DirectSound Settings

The size of the sound buffer is set in milliseconds. Increase the buffer size until the drop-out is corrected.

WaveOut Settings

There are two numbers to adjust, the number of buffers and the size of each buffer in milliseconds. Adjust the number of buffers until any drop-outs are corrected. If you hear a stuttering, increase the individual buffer size until the stuttering is corrected.

One place to check for latest drivers and Direct X at http://www.microsoft.com/

Hint: Search for Direct X, Drivers, Sound & Multimedia.



How do I create shadows in CTP Pro?

CTP Pro does not generate shadows automatically, they are created directly from your artwork. You must physically draw the limits of where you want the shadow directly on your animation drawings, in a color that contrasts well with black. We have found that red lines work well.

  1. When you select the IMPORT IMAGES FROM SCANNER button, in the SOURCE section, you must have the SCAN TYPE set to TRUE COLOR. Set your SCAN TYPE to TRUE COLOR. If your scanner is a black and white or greyscale scanner only, the shadow lines feature will not work.
  2. Click on IMPORT SETUP, select LINE IMAGE, and activate the SHADOW LINES check box underneath. CTP Pro will scan in two layers, one layer with just black lines, and one layer with both the black lines and the colored lines together. To see how CTP Pro separates the colored line from the black line, press the SHOW SHADOW icon to toggle the display of the shadow line.
  3. After you have placed the two layers in the storage sheet, press CLOSE. Drag and drop each layer into the exposure sheet. In the layer containing only the black lines, ink and paint your character as usual.
  4. In the layer containing both colored lines and black lines, fill the closed areas that represent where you want your shadows to be with a dark color.
  5. Select all the cells in the layer.

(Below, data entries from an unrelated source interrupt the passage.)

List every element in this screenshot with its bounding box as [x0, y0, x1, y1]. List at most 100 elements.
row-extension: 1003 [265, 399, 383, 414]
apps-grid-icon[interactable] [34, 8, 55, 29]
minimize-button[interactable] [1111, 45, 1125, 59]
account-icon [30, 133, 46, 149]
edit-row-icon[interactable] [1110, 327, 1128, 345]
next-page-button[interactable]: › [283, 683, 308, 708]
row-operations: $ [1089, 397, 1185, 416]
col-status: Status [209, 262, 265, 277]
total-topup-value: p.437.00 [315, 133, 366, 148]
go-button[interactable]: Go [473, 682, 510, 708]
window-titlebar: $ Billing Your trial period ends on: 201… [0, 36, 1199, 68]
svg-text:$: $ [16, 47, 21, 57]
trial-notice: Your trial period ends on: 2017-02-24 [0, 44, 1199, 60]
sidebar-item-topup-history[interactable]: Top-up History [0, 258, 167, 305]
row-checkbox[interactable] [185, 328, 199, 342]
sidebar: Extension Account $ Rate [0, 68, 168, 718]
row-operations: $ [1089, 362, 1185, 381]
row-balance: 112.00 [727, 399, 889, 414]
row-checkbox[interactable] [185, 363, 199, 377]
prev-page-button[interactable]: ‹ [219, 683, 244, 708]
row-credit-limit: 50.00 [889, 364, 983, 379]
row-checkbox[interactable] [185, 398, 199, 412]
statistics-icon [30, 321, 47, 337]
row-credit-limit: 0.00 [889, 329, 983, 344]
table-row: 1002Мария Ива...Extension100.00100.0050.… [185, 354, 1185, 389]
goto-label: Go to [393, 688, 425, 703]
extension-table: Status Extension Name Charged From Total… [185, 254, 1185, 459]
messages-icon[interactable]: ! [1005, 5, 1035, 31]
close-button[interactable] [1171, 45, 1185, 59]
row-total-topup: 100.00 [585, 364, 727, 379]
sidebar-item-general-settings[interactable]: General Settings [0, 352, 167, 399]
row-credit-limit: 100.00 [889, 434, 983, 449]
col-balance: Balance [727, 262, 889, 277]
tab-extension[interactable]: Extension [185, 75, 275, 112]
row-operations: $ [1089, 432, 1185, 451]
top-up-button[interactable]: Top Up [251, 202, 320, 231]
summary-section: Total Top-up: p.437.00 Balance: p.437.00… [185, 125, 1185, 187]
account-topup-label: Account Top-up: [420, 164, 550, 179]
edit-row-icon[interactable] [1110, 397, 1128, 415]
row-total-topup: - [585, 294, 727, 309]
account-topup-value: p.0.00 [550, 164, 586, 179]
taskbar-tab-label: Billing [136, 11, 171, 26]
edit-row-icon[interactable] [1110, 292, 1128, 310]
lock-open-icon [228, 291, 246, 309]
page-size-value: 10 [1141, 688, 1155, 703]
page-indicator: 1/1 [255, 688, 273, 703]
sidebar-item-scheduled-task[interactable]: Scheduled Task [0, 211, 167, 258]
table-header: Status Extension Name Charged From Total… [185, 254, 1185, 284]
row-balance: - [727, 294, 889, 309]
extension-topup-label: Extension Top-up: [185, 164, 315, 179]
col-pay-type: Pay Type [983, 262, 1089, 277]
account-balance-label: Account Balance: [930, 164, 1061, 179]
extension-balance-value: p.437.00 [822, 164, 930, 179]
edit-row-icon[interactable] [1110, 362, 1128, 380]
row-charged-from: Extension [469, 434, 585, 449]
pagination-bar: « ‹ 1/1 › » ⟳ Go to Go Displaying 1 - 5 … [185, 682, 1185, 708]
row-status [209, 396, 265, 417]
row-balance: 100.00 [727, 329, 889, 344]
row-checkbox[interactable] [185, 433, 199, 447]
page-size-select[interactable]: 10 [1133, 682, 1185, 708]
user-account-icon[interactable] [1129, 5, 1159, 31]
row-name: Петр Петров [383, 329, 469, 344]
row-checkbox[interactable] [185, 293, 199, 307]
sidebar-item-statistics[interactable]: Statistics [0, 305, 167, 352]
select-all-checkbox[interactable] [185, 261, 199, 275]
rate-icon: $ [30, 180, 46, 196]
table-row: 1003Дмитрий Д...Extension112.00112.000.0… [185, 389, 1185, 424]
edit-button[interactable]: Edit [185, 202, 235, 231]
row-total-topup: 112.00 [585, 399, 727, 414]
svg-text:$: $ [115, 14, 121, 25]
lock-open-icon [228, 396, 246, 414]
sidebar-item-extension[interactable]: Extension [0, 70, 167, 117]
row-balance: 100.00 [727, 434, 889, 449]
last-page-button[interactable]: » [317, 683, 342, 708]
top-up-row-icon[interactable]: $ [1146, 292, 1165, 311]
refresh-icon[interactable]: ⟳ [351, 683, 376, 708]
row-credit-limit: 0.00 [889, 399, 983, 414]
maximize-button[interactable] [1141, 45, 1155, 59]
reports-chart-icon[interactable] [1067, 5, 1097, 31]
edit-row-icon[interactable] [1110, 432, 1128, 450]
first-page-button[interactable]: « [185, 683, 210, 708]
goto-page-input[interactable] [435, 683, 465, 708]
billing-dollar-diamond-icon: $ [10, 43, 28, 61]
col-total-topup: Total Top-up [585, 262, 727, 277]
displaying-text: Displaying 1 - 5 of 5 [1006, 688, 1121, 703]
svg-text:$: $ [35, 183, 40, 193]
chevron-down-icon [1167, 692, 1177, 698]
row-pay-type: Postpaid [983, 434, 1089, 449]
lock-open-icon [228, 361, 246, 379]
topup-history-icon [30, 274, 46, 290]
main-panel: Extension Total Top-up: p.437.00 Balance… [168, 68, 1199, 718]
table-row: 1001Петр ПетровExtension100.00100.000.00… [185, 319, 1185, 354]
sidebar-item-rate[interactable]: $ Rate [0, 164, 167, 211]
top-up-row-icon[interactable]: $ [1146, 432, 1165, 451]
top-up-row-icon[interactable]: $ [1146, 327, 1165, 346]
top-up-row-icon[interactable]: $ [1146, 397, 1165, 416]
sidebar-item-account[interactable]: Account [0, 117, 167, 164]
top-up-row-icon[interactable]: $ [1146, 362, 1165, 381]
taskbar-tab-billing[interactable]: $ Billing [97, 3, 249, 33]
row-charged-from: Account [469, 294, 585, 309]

Click on the SHOW LINE button in the VIEW controls. Select the ERASER tool, press the SHIFT key on your keyboard, and click on the viewing area. All the lines in the drawing should be erased, leaving the fill color. Press the OK! button, and CTP Pro will ask you if you want to erase all the lines in all the drawings you have selected. Select YES.
  6. Now you have just the shadows, but the edges of the shadows are very hard. Make sure all the cells in the layer are still selected, then press the BLUR tool in the IMAGE section. Apply a blur, then press the OK! button. CTP Pro will ask you if you want to apply the blur to all the drawings you have selected. Select YES.
  7. Now you have soft shadows, but they are completely opaque. Make sure all the cells in the layer are still selected, then press the OPACITY tool in the IMAGE section. Change the opacity value to make the shadow more transparent, then press the OK! button. CTP Pro will ask you if you want to apply the opacity value to all the drawings you have selected. Select YES.
  8. Place your shadow layer to the left of your character layer, so that the semi-transparent shadow appears over your character.


Please consult the "Villy the Devil" demonstration scene that comes with CTP Pro to view an example of shadows being used.